Tossing Salt Presents:
Comedy. Smoking Age & More
May 23, 2019
Everyone has questions and this is the place where I have the answers, to five of them at a time. These come from Jesse and Mandy. And the answers come from the mind that is mine. Let’s do this…
Who would be on your Mt. Rushmore of Comedy?
Four comedy legends who set the bar for every comic that’s followed since. This one is not hard. It would be George Carlin, Joan Rivers, ERodney Dangerfield and Bill Cosby. And for anyone who has an issue with Cosby, look at the material from over the past forty years. Forget the man’s character and go on talent / comedy alone and there is no way this man can be ignored or forgotten.
There is a bill in Congress that would raise the age for buying all tobacco products to 21. Thoughts?
Let me start by saying that I hate smoking.
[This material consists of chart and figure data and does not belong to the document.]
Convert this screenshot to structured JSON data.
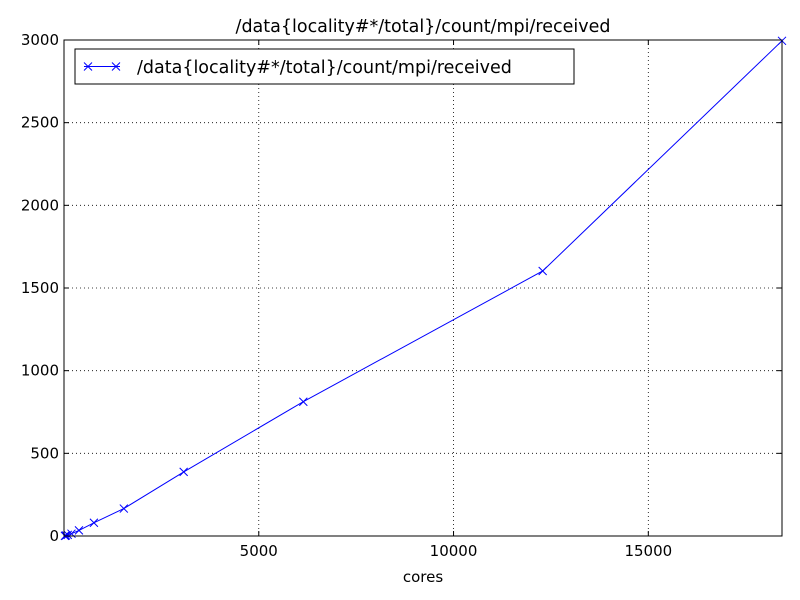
{
  "chart_data": {
    "type": "line",
    "title": "/data{locality#*/total}/count/mpi/received",
    "xlabel": "cores",
    "ylabel": "",
    "xlim": [
      0,
      18432
    ],
    "ylim": [
      0,
      3000
    ],
    "xticks": [
      5000,
      10000,
      15000
    ],
    "yticks": [
      0,
      500,
      1000,
      1500,
      2000,
      2500,
      3000
    ],
    "grid": true,
    "legend_position": "top-left",
    "series": [
      {
        "name": "/data{locality#*/total}/count/mpi/received",
        "color": "#0000ff",
        "marker": "x",
        "x": [
          24,
          48,
          96,
          192,
          384,
          768,
          1536,
          3072,
          6144,
          12288,
          18432
        ],
        "y": [
          1,
          3,
          7,
          14,
          34,
          80,
          166,
          388,
          812,
          1603,
          2995
        ]
      }
    ]
  }
}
It stinks, it’s bad for you, it stinks and to be brutally honest, it looks stupid. But how can the Federal government say that a person can join the military, get married without any consent, buy a gun, run for office, vote and be regarded as an adult in all and every manner, but can’t smoke a cigarette, vape or chew tobacco if they choose to. I get why they want to do this. It’s one of those “for the person’s own good” type of laws because smoking is bad for a person’s health, stinks and looks stupid, but a person of legal age of becoming an adult, age 18, should be able to make their own decision about using tobacco products and smoking. It’s not the Government’s place to tell an adult that they can’t smoke or vape if they want to. It’s just not right.
Would you rather live in a city under the ocean or a colony on the moon?
If you’re living under the ocean and something goes wrong, there is a chance that people can get to you and help out, saving you. If you’re in space and something goes wrong, you’re pretty much screwed. I like water better than space anyways so it’s life in Atlantis or some place like it for me.
If you had to perform in front of a large audience, would you rather act, sing or give a speech?
I sure as hell can’t act so that’s a definite no for that one. Singing would be okay if I still had a voice because you could just zone out the crowd and pretend you’re in the shower or alone and get through it. A speech would be okay too, but to be honest, I’d much rather not do any of these things. I don’t like people. I don’t like talking. I don’t like crowds. And I don’t do public stuff… ever.
Would you like to host a family reunion?
For my actual blood family, probably not. I love ’em, but it probably would end up being a disaster. If I could have a “family reunion” of my surrogate families from over the years, the Showtime Pizza / St. Andrews crew, the Montclair Maffia, the Dairy Mart crowd, my Nic’s people, La Krew Familia, the Hasty crowd, a few school folks and one or two actual blood kin-folk and I’d be happy with that. And my Wilmington / CT bros too. They’re a must. All of my real peeps, past and present. Now THAT would be a reunion and party worth having.
If you were a guest on Fantasy Island, what would your fantasy be?
After punching Tattoo in the face for saying “De’ plane! De’ plane!” one too many times, I’d work out my deal with Mr. Rourke and be a wrestling promoter / booker for an operation that rivals WWE and I’d be the “Vince” with all the money and all the ideas and plans. And I would do well in that kind of role.